The Johnson & Johnson vaccine was extremely effective in preventing severe cases of COVID — including serious illness caused by the variant, the company said. Though less effective than the Moderna and Pfizer vaccines now authorized in the United States, Johnson & Johnson’s is still considered a strong vaccine by scientists. Annual flu vaccines, for example, are typically 40% to 60% effective.
“This is a really great result,” said Akiko Iwasaki, immunologist at Yale University. “I hope this vaccine gets approved as soon as possible to reduce disease burden around the world.”
Johnson & Johnson said that it planned to apply for emergency authorization of the vaccine from the Food and Drug Administration as soon as next week, putting it on track to receive clearance later in February.
“This is the pandemic vaccine that can make a difference with a single dose,” said Dr. Paul Stoffels, the chief scientific officer of Johnson & Johnson.
The company’s announcement comes as the Biden administration is pushing to immunize Americans faster even with a tight vaccine supply. White House officials have been counting on Johnson & Johnson’s vaccine to ease the shortfall. But the company may only have about 7 million doses ready when the FDA decides whether to authorize it, according to federal health officials familiar with its production, and about 30 million doses by early April.

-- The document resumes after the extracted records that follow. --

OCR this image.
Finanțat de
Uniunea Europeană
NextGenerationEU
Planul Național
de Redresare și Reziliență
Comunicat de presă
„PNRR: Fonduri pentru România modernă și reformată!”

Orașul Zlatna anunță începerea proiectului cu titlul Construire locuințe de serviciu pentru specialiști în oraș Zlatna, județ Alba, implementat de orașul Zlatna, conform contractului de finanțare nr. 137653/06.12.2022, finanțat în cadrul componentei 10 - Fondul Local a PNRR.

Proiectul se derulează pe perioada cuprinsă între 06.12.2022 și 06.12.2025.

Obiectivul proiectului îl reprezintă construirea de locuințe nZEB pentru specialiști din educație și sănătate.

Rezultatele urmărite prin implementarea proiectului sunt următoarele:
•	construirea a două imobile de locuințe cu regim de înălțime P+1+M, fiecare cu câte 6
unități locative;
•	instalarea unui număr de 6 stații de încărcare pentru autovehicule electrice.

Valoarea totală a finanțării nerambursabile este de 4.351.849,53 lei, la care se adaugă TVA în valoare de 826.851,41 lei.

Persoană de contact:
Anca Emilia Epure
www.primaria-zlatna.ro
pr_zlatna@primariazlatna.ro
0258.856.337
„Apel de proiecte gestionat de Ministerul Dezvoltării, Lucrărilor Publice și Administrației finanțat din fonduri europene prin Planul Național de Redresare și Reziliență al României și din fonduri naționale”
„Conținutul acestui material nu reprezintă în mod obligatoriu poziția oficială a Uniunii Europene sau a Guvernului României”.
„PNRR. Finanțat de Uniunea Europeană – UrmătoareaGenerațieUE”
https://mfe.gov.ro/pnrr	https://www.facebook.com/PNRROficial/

The variant from South Africa, known as B.1.351, could make things even worse for the vaccine push. Given the speed at which the variant swept through that country, it is conceivable that by April it could make up a large fraction of infections in the United States.
The fact that at least four vaccines backed by the federal government seem to be less effective against the B.1.351 variant has unsettled federal officials and vaccine experts alike. Facing this uncertainty, many researchers said it was imperative to get as many people vaccinated as possible — quickly. Lowering the rate of infection could thwart the contagious variants while they are still rare, and prevent other viruses from gaining new mutations that could cause more trouble.
“If ever there was reason to vaccinate as many people as expeditiously as we possibly can with the vaccine that we have right now, now is the time,” Dr. Anthony Fauci, the government’s top infectious disease expert, said in an interview. “Because the less people that get infected, the less chance you’re going to give this particular mutant a chance to become dominant.”
As the United States scrambles to get enough vaccines, the country is turning into something of an evolutionary experiment. The B.1.351 variant is one of several that have arrived in the country or originated here, all with the ability to spread faster than other variants.
Vaughan Cooper, an evolutionary biologist at the University of Pittsburgh, said that all the new variants were likely evolving quietly for months before bursting on the scene.
“I think we’re going to see many stories like this,” he said.
Federal regulators are also still waiting on data from Johnson & Johnson’s new manufacturing facility in Baltimore that prove it can mass-produce the vaccine. The company is counting on that factory to help reach its contractual pledge to the federal government of 100 million doses by the end of June.
If Johnson & Johnson can deliver vaccines quickly enough to the United States, it might be able to help drive down cases before variants make things worse. Since the vaccine requires only a single shot — unlike the Moderna and Pfizer-BioNTech vaccines, which require two — that delivery would translate into full coverage for 100 million people.
Johnson & Johnson’s vaccine has another advantage that might help speed up the rollout. It can stay viable in a refrigerator for three months, while the two authorized vaccines have to be kept frozen. That also gives the company an edge in getting the vaccine to remote areas of the world.